La sgradevolissima sensazione che lasciano certe campagne per un testamento biologico all'insegna di un'assoluta autodeterminazione del malato, magari con esibizione di pietas francescana e ammirazione della figura morente di Giovanni Paolo II, è quella di un goffo nascondersi dietro un dito. Che l'eutanasia sia l'orizzonte bioetico che sta dietro al pressing sul bio-testamento è un segreto di Pulcinella.
E a proposito di «piani inclinati» e di sofismi semantici, oltre al caso della Spagna, passata nel giro di quattro anni dall'approvazione del testamento biologico alla discussione sull'eutanasia, resta sempre un punto di riferimento l'Olanda, dove «nel 1993 viene disciplinata l'eutanasia su richiesta con l'eufemismo di 'cessazione attiva della vita' - come ricorda Giorgio Carbone -.
Nel 1995 i giudici iniziano ad avallare casi di 'cessazione attiva della vita' di malati non terminali in stato di sconforto puramente psicologico e di persone incapaci di consenso, come i neonati handicappati.

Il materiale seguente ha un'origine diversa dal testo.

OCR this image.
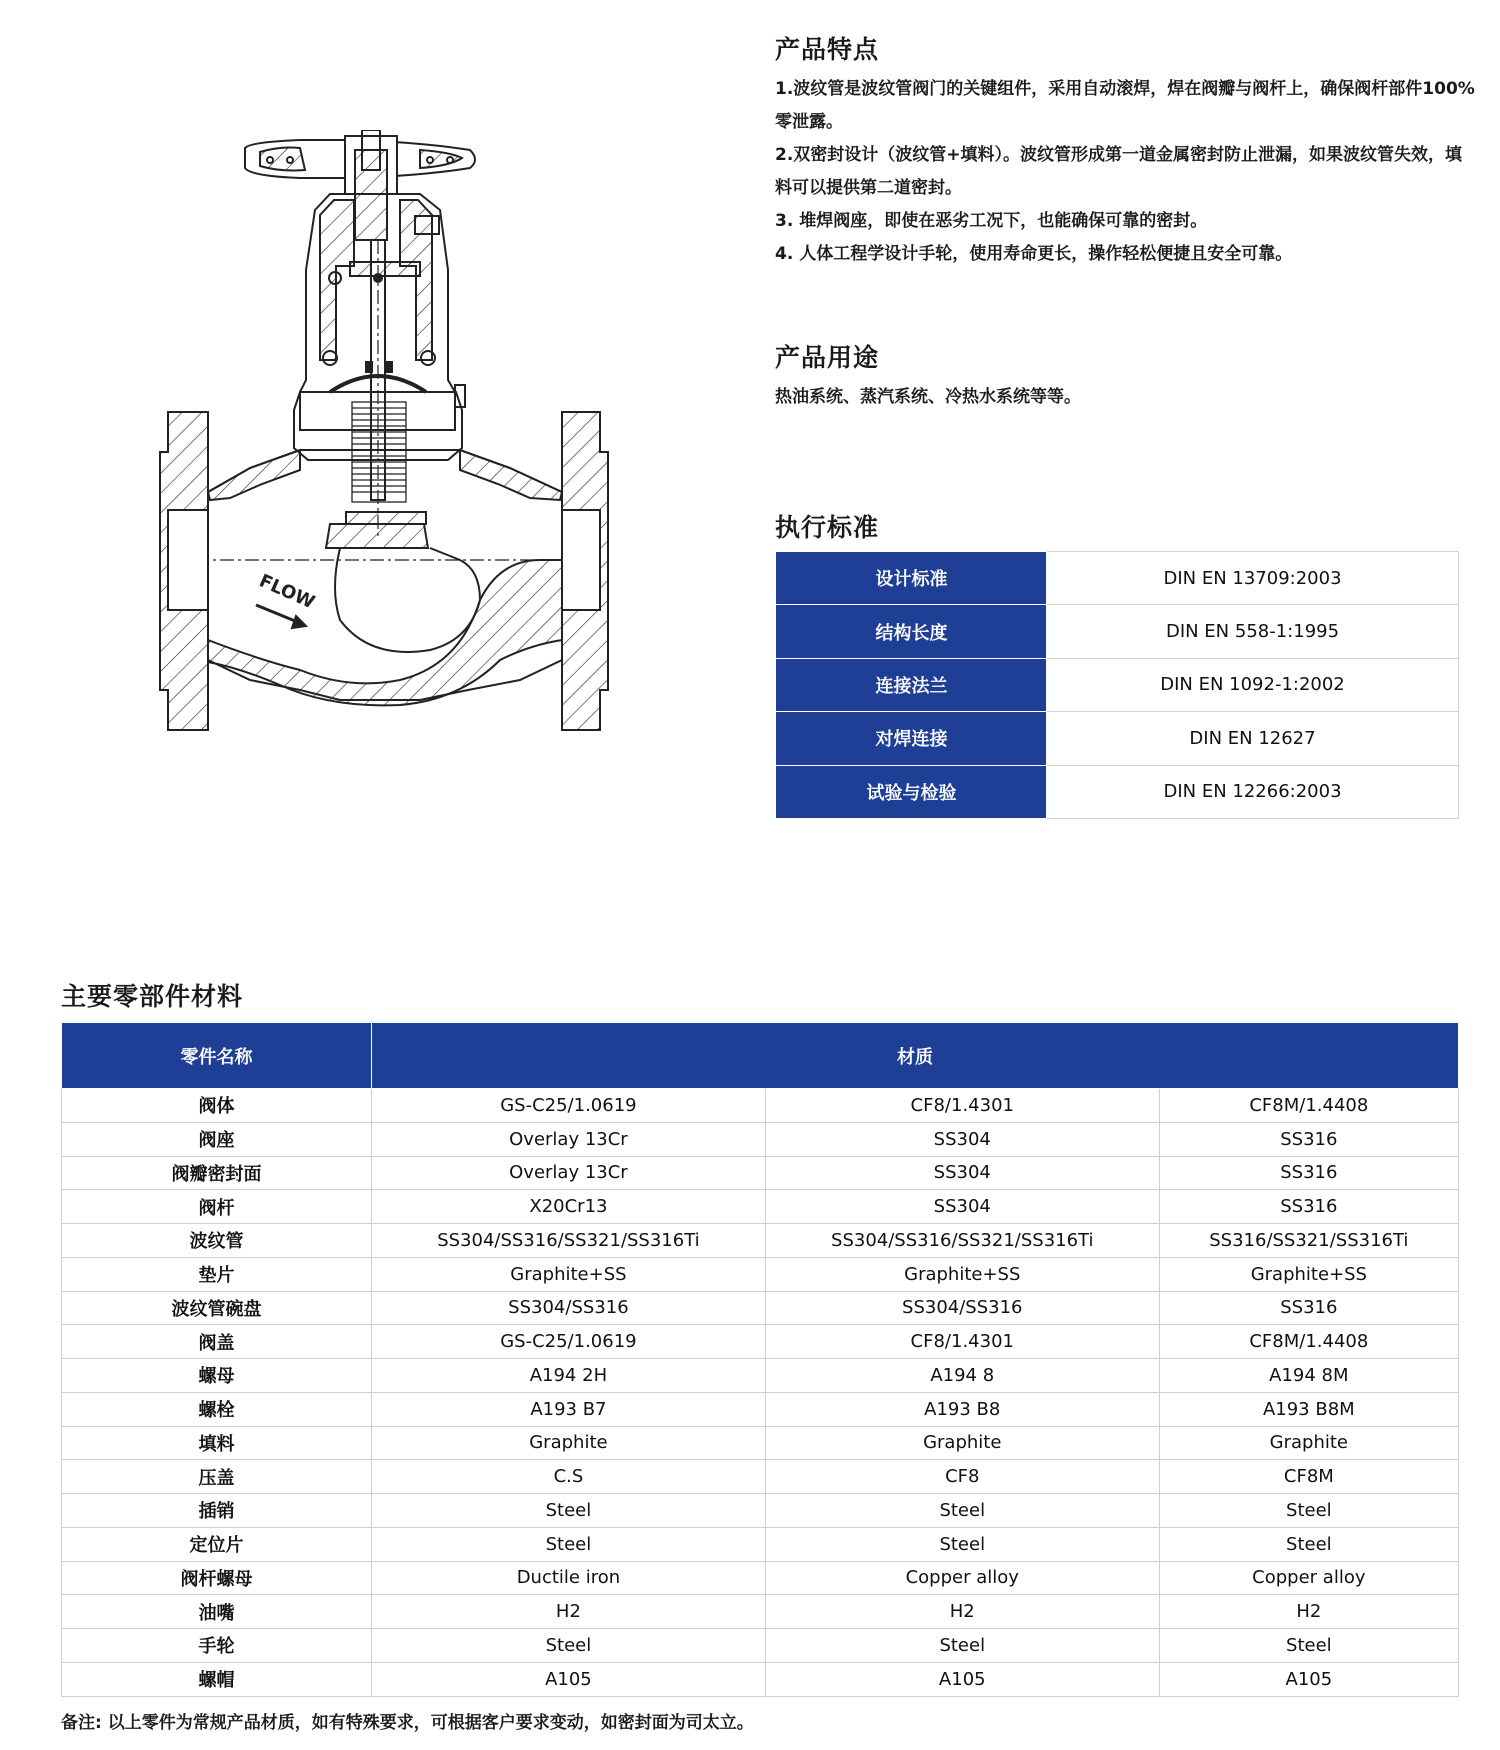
FLOW
产品特点

1.波纹管是波纹管阀门的关键组件，采用自动滚焊，焊在阀瓣与阀杆上，确保阀杆部件100%零泄露。

2.双密封设计（波纹管+填料）。波纹管形成第一道金属密封防止泄漏，如果波纹管失效，填料可以提供第二道密封。

3. 堆焊阀座，即使在恶劣工况下，也能确保可靠的密封。

4. 人体工程学设计手轮，使用寿命更长，操作轻松便捷且安全可靠。

产品用途
热油系统、蒸汽系统、冷热水系统等等。
执行标准
设计标准	DIN EN 13709:2003
结构长度	DIN EN 558-1:1995
连接法兰	DIN EN 1092-1:2002
对焊连接	DIN EN 12627
试验与检验	DIN EN 12266:2003
主要零部件材料
零件名称	材质		
阀体	GS-C25/1.0619	CF8/1.4301	CF8M/1.4408
阀座	Overlay 13Cr	SS304	SS316
阀瓣密封面	Overlay 13Cr	SS304	SS316
阀杆	X20Cr13	SS304	SS316
波纹管	SS304/SS316/SS321/SS316Ti	SS304/SS316/SS321/SS316Ti	SS316/SS321/SS316Ti
垫片	Graphite+SS	Graphite+SS	Graphite+SS
波纹管碗盘	SS304/SS316	SS304/SS316	SS316
阀盖	GS-C25/1.0619	CF8/1.4301	CF8M/1.4408
螺母	A194 2H	A194 8	A194 8M
螺栓	A193 B7	A193 B8	A193 B8M
填料	Graphite	Graphite	Graphite
压盖	C.S	CF8	CF8M
插销	Steel	Steel	Steel
定位片	Steel	Steel	Steel
阀杆螺母	Ductile iron	Copper alloy	Copper alloy
油嘴	H2	H2	H2
手轮	Steel	Steel	Steel
螺帽	A105	A105	A105
备注: 以上零件为常规产品材质，如有特殊要求，可根据客户要求变动，如密封面为司太立。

Poi l'eutanasia è stata praticata su adulti senza il loro consenso. Nel 1998 una riforma legislativa riduce il controllo della procura giudiziaria sulle pratiche di eutanasia».

Non è difficile immaginare, peraltro, come lungo la china che parte dal testamento biologico (che concettualmente è cosa ben diversa dalle Dichiarazioni anticipate di trattamento) e arriva all'eutanasia s'incroci chi pensa di trarre vantaggio da una volontaria e anticipata dipartita del paziente da questo mondo. Basta impacchettare con eleganza la realtà, ricorrendo a motivi pietosi e alla necessità di concentrare risorse limitate su pazienti con qualità di vita superiore, e l'opinione pubblica è servita.
Detto tutto questo, rinunciare allora a forme eufemistiche di 'negazionismo' e chiamare le cose con il proprio nome - per esempio eutanasia al posto di testamento biologico - aiuterebbe semplicemente la chiarezza e l'onestà del dibattito.
Giri di parole, concetti rovesciati, eufemismi: nel dibattito sul «fine vita» seguito all'epilogo della vicenda di Eluana, si fa ricorso a ogni espediente concettuale e semantico pur di non parlare apertamente di «dolce morte» Eppure è a quello che chi guida lo schieramento punta senza mezzi termini

In sintesi
1 Si rivendica l'autonomia del paziente, si chiede il rispetto di ogni sua volontà. Ma si nega che questa è eutanasia.
2 È evidente il tentativo di celare il vero bersaglio finale: una norma che lasci aperta la porta alla morte procurata.